I am doing some simple models to estimate the cost of having unrealized taxed investments, but I keep running into equations that have the form of:
$$a^x = b^x\cdot(1-c) - c$$
Or even,
$$a^x = b^x\cdot d - c$$
All of the 'numbers' in the equations are in $(0,\infty)$.
From my understanding, these equations fall into the category of transcendental equations. I have no idea of to proceed to solve the above equations. I am not looking just for the solution to the equations, but also want to understand how to solve them, in case I get similar trouble in the future.
A transcendental equation contains a transcendental function that cannot be expressed in finite number of simple algebraic operations, and also such equation has no closed form expression, has no finite number of standard operations.

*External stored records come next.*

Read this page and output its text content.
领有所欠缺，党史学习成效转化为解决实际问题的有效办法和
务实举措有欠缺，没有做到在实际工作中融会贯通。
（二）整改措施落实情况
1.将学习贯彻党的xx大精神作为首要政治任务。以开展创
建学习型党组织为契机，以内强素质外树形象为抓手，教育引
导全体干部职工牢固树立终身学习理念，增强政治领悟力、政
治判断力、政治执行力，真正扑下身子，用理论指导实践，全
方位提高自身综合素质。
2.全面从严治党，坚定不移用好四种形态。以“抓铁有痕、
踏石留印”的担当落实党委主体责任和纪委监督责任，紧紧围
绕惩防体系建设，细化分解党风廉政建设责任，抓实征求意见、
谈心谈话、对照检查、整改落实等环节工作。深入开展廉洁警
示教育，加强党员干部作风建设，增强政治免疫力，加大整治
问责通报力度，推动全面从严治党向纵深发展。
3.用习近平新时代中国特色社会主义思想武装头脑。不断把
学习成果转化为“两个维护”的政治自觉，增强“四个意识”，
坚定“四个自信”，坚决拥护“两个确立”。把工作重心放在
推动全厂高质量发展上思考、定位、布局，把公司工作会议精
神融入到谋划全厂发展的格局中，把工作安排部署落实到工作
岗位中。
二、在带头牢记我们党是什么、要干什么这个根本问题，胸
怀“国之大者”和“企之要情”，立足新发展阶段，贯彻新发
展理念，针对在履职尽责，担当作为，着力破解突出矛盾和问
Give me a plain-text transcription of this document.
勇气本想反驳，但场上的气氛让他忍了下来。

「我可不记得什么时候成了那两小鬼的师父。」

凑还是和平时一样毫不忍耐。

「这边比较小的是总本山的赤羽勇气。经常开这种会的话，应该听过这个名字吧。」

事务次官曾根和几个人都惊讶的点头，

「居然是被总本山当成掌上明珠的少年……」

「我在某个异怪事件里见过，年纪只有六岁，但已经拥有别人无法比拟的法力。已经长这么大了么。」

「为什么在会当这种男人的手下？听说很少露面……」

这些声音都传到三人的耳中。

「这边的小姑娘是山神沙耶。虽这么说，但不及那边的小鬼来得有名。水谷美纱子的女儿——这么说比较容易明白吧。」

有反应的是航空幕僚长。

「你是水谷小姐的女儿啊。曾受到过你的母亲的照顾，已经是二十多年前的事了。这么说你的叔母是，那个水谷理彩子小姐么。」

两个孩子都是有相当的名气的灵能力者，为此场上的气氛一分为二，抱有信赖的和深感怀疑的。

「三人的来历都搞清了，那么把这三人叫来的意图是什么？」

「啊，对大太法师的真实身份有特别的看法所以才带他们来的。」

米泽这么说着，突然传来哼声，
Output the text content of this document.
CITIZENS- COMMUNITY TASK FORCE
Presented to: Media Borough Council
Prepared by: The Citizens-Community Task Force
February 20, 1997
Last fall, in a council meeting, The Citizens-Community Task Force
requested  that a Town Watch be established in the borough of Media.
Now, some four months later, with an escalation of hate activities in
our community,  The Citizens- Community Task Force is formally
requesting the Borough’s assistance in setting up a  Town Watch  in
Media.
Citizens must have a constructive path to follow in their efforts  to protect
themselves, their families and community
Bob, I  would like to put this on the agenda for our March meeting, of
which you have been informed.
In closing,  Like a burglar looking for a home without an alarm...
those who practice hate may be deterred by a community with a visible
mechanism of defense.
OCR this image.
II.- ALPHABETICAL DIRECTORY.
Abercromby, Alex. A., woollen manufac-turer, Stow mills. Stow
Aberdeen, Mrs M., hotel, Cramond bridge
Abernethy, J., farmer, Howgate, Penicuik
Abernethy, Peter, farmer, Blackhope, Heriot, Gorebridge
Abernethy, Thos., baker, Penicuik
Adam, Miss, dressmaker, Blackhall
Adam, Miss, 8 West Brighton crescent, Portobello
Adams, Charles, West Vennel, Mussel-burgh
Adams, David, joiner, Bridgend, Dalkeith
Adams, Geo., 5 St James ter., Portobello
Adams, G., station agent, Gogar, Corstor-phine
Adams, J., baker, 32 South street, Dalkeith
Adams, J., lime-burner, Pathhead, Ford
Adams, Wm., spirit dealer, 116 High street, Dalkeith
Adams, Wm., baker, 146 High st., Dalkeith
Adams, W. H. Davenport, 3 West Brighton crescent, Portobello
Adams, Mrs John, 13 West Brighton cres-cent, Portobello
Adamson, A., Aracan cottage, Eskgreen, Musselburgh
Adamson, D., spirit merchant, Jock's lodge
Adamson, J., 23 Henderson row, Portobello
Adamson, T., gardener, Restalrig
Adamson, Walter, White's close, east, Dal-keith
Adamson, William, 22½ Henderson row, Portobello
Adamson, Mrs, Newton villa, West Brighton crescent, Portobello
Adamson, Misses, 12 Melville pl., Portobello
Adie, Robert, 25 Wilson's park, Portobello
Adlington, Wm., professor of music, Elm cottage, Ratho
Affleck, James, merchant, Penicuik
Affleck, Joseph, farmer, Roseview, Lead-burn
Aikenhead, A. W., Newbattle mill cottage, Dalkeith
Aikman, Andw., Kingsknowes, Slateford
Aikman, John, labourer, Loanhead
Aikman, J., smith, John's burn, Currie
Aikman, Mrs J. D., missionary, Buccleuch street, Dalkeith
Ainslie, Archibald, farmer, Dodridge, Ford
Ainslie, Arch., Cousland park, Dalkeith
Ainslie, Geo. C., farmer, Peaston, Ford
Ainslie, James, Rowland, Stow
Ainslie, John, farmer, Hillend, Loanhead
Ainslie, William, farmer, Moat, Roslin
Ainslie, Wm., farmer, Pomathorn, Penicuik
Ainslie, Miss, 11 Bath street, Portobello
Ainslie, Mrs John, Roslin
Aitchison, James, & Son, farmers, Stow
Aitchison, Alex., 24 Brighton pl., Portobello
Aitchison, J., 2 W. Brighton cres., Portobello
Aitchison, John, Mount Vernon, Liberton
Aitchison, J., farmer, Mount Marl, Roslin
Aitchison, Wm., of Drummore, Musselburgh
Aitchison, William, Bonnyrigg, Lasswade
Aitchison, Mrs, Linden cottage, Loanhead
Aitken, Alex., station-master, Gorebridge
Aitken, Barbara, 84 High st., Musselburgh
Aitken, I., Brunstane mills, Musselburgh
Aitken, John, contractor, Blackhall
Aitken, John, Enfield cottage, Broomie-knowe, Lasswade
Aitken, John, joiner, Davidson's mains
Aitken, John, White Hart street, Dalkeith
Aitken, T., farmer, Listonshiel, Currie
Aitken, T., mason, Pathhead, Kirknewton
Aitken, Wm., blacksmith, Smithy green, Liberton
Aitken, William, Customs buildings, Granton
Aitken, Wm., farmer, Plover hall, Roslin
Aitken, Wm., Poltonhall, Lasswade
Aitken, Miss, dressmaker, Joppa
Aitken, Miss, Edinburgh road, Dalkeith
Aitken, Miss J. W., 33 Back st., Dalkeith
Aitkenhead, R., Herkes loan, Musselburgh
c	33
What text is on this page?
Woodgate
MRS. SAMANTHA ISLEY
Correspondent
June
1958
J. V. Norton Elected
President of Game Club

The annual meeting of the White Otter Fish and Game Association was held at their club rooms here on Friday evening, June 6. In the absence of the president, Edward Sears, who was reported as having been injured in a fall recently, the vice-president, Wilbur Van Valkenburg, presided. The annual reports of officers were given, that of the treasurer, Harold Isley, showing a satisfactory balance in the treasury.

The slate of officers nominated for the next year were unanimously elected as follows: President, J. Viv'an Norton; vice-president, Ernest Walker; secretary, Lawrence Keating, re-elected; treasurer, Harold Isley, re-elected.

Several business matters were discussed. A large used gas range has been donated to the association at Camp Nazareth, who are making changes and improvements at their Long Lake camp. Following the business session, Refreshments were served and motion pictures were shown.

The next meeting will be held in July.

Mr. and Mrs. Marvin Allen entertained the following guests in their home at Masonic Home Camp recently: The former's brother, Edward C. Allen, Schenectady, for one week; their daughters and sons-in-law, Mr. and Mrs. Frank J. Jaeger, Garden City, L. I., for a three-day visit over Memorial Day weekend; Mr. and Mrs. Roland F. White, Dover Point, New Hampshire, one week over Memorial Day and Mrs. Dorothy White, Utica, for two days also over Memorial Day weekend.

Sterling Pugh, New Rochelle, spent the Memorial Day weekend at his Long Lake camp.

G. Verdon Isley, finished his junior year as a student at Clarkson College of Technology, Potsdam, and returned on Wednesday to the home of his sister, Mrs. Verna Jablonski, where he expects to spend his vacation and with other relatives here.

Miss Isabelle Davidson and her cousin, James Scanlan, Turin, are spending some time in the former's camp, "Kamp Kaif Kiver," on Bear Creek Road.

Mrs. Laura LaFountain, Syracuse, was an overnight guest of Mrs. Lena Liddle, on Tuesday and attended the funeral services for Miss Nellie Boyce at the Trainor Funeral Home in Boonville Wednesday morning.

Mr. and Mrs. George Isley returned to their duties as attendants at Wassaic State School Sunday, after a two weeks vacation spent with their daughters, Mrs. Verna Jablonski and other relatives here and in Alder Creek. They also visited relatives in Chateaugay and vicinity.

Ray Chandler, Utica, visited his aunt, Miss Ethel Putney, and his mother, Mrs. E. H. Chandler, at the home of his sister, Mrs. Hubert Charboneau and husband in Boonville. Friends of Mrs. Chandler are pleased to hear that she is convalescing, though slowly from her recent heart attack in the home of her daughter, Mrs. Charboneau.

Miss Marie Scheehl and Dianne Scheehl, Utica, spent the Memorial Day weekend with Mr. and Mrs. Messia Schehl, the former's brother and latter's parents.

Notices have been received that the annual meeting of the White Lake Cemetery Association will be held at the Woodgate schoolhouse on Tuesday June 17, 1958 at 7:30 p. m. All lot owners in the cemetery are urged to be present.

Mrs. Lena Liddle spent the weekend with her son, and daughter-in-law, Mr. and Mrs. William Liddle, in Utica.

You can express the equation through a function $f$ and then use some simple calculus methods to at least approximate $x$
$$f(x)=b^x\cdot d - c - a^x \quad f:[0, \infty) \rightarrow \mathbb{R} \hspace{30px} \text{$a,b,c,d$ are also in the domain}$$
$$f(0)=d-c-1\hspace{30px} d\geq1+c \quad \text{or} \quad d< 1+c \\ \text{When $d=1+c$ you have $f(0)=0$}$$
$$f'(x)=d\ln{b}\cdot b^x-\ln{a}\cdot a^x \\[6px] f'(x)=0\implies a^x=d\frac{\ln{b}}{\ln{a}}b^x\\[6px]x=\log_a{d}+\log_a{\ln b}+x\cdot\log_a{b}-\log_a{\ln a}\\[6px] x=m=\frac{\log_a{d}+\log_a{\ln b}-\log_a{\ln a}}{1-\log_a{b}} \\[20px] \text{There exists only one $m$ for which the function is min or max} \\ \text{This is used for the following...}$$
You can then set $f$ to be defined by, $f(x) = d\cdot b^x -a^x$ And $g(x)=d\cdot b^x -c -a^x$
then, $f(n) = 0 \implies a^n=d\cdot b^n \implies n=\log_a{d} + n\log_a{b} \implies n=\frac{\log_a{d}}{1-\log_a{b}}$
If you think about the graph of the functions, the area between $f$ and $\frac{c-0}{t_0-n}(x-n)$ and interval $[t_0, n]$ is useful in the following
Where the second function is the line that goes through point $x:f(x)=0$, (that is point $(n, 0)$) and point $(t_0, f(n) + c)=(t_0, c)$, where $t_0: g(t_0)=0$
So $$\int_{t_0}^n f(x)-c\frac{(x-n)}{t_0-n}dx \approx 0$$
But the bigger $c$ gets, the less approximate it gets, though as $c \rightarrow 0$ both sides are equal.